Here are some thoughts for that airplane conversation: We are a hub of higher education, our optics and photonics industries are growing, and just these things alone prove that we are a very high-tech, highly talented, highly educated region.

Aesthetically, the Finger Lakes make up one of the most beautiful regions in the world. We rival countries in Europe and around the world for sheer beauty with just a short drive around the area. Rochester is the home of Susan B. Anthony, Frederick Douglass and George Eastman. There is an internationally known legacy here. In more recent times, business leaders like Bob Wegman, Tom Golisano and Marvin Sands have passed along legacies that live on today.

In my short time so far as Rochester Business Alliance CEO, I fully appreciate the depth and strength of talent in our business community. We have so much going for us that in order to define our future and shape our legacy we have to look ahead to the next great employers in line to grow our economy and to face our challenges head on. No one can mobilize more effectively than Rochester. We are one of the most giving communities for charity in the country. We are one of the top volunteer communities in the country.

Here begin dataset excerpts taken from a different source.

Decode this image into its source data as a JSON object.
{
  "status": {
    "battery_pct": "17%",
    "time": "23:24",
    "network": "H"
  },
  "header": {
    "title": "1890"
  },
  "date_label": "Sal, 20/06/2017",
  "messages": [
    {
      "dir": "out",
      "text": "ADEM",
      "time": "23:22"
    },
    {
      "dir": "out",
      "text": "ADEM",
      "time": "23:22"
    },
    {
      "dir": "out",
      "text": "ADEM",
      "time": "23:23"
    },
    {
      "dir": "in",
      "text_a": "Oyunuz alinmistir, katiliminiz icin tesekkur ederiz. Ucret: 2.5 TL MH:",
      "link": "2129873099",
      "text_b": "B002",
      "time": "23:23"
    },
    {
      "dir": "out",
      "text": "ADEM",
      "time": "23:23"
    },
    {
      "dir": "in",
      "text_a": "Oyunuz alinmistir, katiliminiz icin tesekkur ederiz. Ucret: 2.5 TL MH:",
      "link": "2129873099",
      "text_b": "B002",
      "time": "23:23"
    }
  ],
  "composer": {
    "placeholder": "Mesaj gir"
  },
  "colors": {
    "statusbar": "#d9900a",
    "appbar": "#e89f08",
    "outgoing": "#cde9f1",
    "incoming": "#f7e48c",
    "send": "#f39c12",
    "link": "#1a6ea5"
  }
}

Again, we must shape our future by the way we talk about ourselves, by the way we communicate, and by the way we market our region from here on out. This doesn’t mean we just say the right things publicly—we have to really work together seamlessly behind the scenes for a better community. Like any community, we have lines of division that go along geography, demography and politics. If we’re going to create the true Rochester and Finger Lakes region of the future, if we want to attain the success that we all desire, it’s time to align our words and our actions both publicly and privately. What we say, we have to do.

New York’s Regional Economic Development Councils have started that process. They have brought people to the table who in the past were never there or never even knew each other. That has created an environment where people really work together toward common goals. I see that as a great model to follow and expand upon. We’re already doing it, but we have to take it to a different level.

I feel that we are all here for a reason: because we love this place. We shouldn’t forget that. We don’t have to hire a marketing firm to tout our region and why we love it. The best sales force that Rochester has is the people who live and work here. We should sell this region every single day in our words and our actions. If we do that consistently, the future will look brighter than anyone could have ever imagined. It is time to get busy.